Laura’s daughter, Rose Wilder Lane, wrote Let the Hurricane Roar (also known as Young Pioneers) about her grandparents’ “prairie life,” I believe before the Little House books were written or planned. Laura didn’t start writing until in her 60s, if I remember correctly. Another of Rose’s prairie-based books is Free Land: I am not sure if that one was specifically based on her family’s story or not. I have not read either of these but I have Let the Hurricane Roar on hand and hope to read it next month. These books are written for adults, while Laura’s were written for children. Rose wrote a number of other books: she was more well-known as a writer than her mother until the Little House books caught on: then Laura’s fame surpassed hers. There is disagreement in scholarly circles as to how much of the Little House books was actually written by Rose. Rose insisted they were all her mother’s work, but it seems likely that Rose would have shaped and edited them to some degree. Those who have read more of Roses’s writing seem to feel that her style is so different from that of the Little House books that they can’t believe she would have been the main writer behind them. That’s what I like to think, but I suppose we’ll never know for sure.

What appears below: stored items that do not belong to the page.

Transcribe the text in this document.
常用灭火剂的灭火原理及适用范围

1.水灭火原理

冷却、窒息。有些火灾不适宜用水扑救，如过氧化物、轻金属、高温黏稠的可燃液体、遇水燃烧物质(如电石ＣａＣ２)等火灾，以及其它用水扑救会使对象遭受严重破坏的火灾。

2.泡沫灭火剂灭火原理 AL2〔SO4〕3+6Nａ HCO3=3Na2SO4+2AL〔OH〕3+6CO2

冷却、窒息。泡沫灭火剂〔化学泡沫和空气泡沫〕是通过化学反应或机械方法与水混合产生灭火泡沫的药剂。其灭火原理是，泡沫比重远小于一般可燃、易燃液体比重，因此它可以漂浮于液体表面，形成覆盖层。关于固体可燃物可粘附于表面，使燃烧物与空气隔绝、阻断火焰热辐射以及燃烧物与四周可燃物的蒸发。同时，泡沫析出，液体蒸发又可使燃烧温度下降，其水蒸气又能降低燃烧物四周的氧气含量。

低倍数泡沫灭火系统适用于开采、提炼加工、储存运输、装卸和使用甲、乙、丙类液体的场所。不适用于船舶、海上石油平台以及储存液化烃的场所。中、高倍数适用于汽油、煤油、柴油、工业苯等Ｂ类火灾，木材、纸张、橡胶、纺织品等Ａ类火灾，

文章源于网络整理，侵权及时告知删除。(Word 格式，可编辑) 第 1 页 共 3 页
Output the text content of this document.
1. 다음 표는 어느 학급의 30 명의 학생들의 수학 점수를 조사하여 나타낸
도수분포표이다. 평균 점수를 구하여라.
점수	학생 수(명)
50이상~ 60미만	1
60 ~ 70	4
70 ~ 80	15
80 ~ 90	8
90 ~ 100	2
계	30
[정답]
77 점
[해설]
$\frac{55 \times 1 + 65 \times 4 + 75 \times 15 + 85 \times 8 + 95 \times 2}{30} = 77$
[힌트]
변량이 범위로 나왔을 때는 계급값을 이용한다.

Some years ago Roger Lea MacBride published a series of books based on Rose’s childhood. When I first saw them, I didn’t realize they were about Rose and I was miffed that someone was seeming to horn in on the Little House fame by trying to write similar books. I didn’t realize until last year that MacBride was something of an unofficial adopted son of Rose’s and her sole heir. I didn’t realize until today that he was the co-creator and co-producer of the Little House on the Prairie TV series and that he had the rights to them. So he was much more closely related to the Little House world than I thought. I’d like to read these books some time but I don’t think I’ll get to them this year. I will forewarn you, though, that Rose is a very very different person than her mother in many ways. Of course, the times in which she grew up were quite different as well.

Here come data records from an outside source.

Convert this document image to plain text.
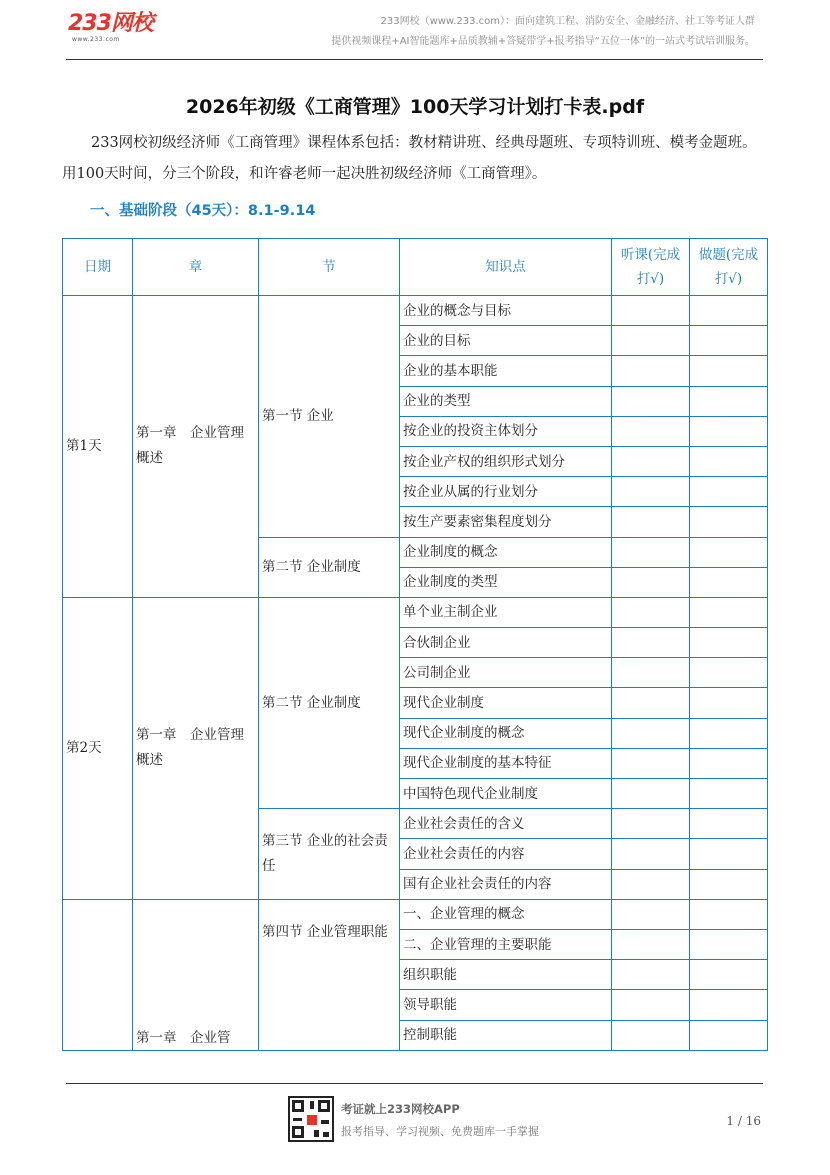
233网校
www.233.com
233网校（www.233.com）：面向建筑工程、消防安全、金融经济、社工等考证人群
提供视频课程+AI智能题库+品质教辅+答疑带学+报考指导“五位一体”的一站式考试培训服务。
2026年初级《工商管理》100天学习计划打卡表.pdf
233网校初级经济师《工商管理》课程体系包括：教材精讲班、经典母题班、专项特训班、模考金题班。用100天时间，分三个阶段，和许睿老师一起决胜初级经济师《工商管理》。
一、基础阶段（45天）：8.1-9.14
日期	章	节	知识点	听课(完成打√)	做题(完成打√)
第1天	第一章　企业管理概述	第一节 企业	企业的概念与目标		
			企业的目标		
			企业的基本职能		
			企业的类型		
			按企业的投资主体划分		
			按企业产权的组织形式划分		
			按企业从属的行业划分		
			按生产要素密集程度划分		
		第二节 企业制度	企业制度的概念		
			企业制度的类型		
第2天	第一章　企业管理概述	第二节 企业制度	单个业主制企业		
			合伙制企业		
			公司制企业		
			现代企业制度		
			现代企业制度的概念		
			现代企业制度的基本特征		
			中国特色现代企业制度		
		第三节 企业的社会责任	企业社会责任的含义		
			企业社会责任的内容		
			国有企业社会责任的内容		
	第一章　企业管	第四节 企业管理职能	一、企业管理的概念		
			二、企业管理的主要职能		
			组织职能		
			领导职能		
			控制职能		
考证就上233网校APP
报考指导、学习视频、免费题库一手掌握
1 / 16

A more modern and kind of fun, though irreverent, book relating to Laura is The Wilder Life: My Adventures in the Lost World of Little House on the Prairie by Wendy McClure, Laura fan extraordinaire, reviewed here. Wendy set about to try to recapture something of “Laura world” by trying different Laura experiences (churning butter. etc.) and visiting the different sites where her family lived.
Then there are any number of biographies about Laura. So far I have only read I Remember Laura by Stephen W. Hines, reviewed here, a collection or articles and interviews of people who actually knew Laura.
Then there is Laura’s Album: A Remembrance Scrapbook of Laura Ingalls Wilder by William Anderson, a Little House Cookbook (which I bought but have not delved into yet), a Little House Crafts Book, The Little House Guidebook about the different sites and museums associated with Laura.
Those are the Laura-related books I am familiar with. Do you know of any others?